Download or read book Modernism and Modernity in British Women’s Magazines written by Alice Wood and published by Routledge. This book was released on 2020-05-12 with total page 211 pages. Available in PDF, EPUB and Kindle. Book excerpt: This book explores responses to the strangeness and pleasures of modernism and modernity in four commercial British women’s magazines of the interwar period. Through extensive study of interwar Vogue (UK), Eve, Good Housekeeping (UK), and Harper’s Bazaar (UK), Wood uncovers how modernism was received and disseminated by these fashion and domestic periodicals and recovers experimental journalism and fiction within them by an array of canonical and marginalized writers, including Storm Jameson, Rose Macaulay, Gertrude Stein, and Virginia Woolf. The book’s analysis is attentive to text and image and to interactions between editorial, feature, and advertising material.
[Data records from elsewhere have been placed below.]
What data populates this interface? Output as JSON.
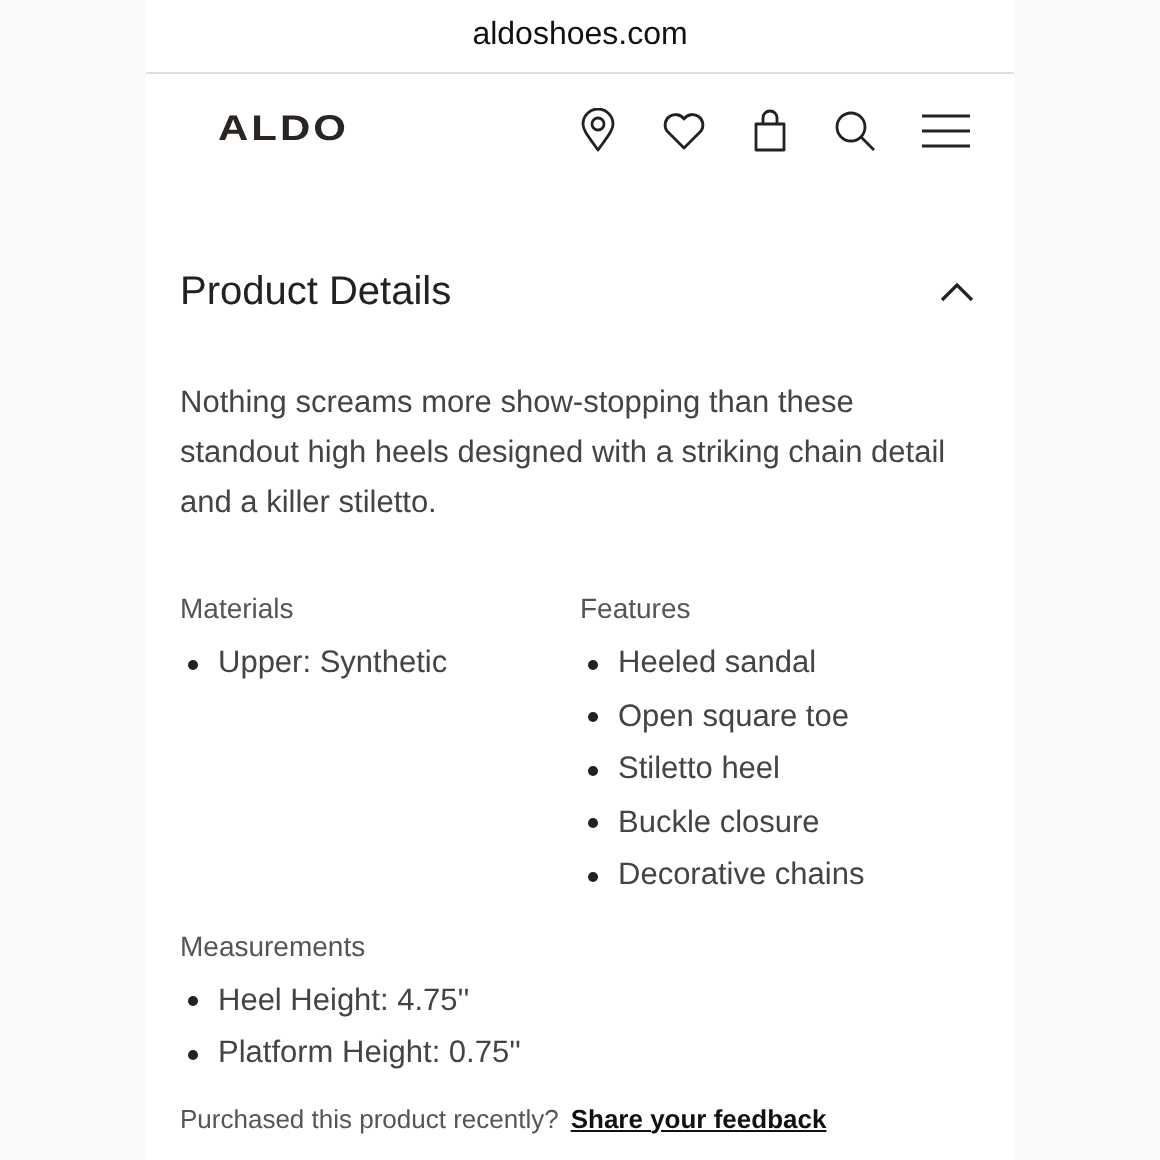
{
  "address_bar": {
    "url": "aldoshoes.com"
  },
  "header": {
    "logo": "ALDO"
  },
  "section": {
    "title": "Product Details",
    "expanded": true,
    "description": "Nothing screams more show-stopping than these standout high heels designed with a striking chain detail and a killer stiletto.",
    "groups": [
      {
        "title": "Materials",
        "items": [
          "Upper: Synthetic"
        ]
      },
      {
        "title": "Features",
        "items": [
          "Heeled sandal",
          "Open square toe",
          "Stiletto heel",
          "Buckle closure",
          "Decorative chains"
        ]
      },
      {
        "title": "Measurements",
        "items": [
          "Heel Height: 4.75''",
          "Platform Height: 0.75''"
        ]
      }
    ],
    "feedback": {
      "prompt": "Purchased this product recently?",
      "link": "Share your feedback"
    }
  }
}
Its detailed survey of these largely neglected magazines reveals how they situated radical aesthetics in relation to modernity’s broader new challenges, diversions, and opportunities for women, and how they approached high modernist art and literature through discourses of fashion and celebrity. Modernism and Modernity in British Women’s Magazines extends recent research into modernism’s circulation through diverse markets and publication outlets and adds to the substantial body of scholarship concerned with the relationship between modernism and popular culture. It demonstrates that commercial women’s magazines subversively disrupted and sustained contemporary hierarchies of high and low culture as well as actively participating in the construction of modernism’s public profile.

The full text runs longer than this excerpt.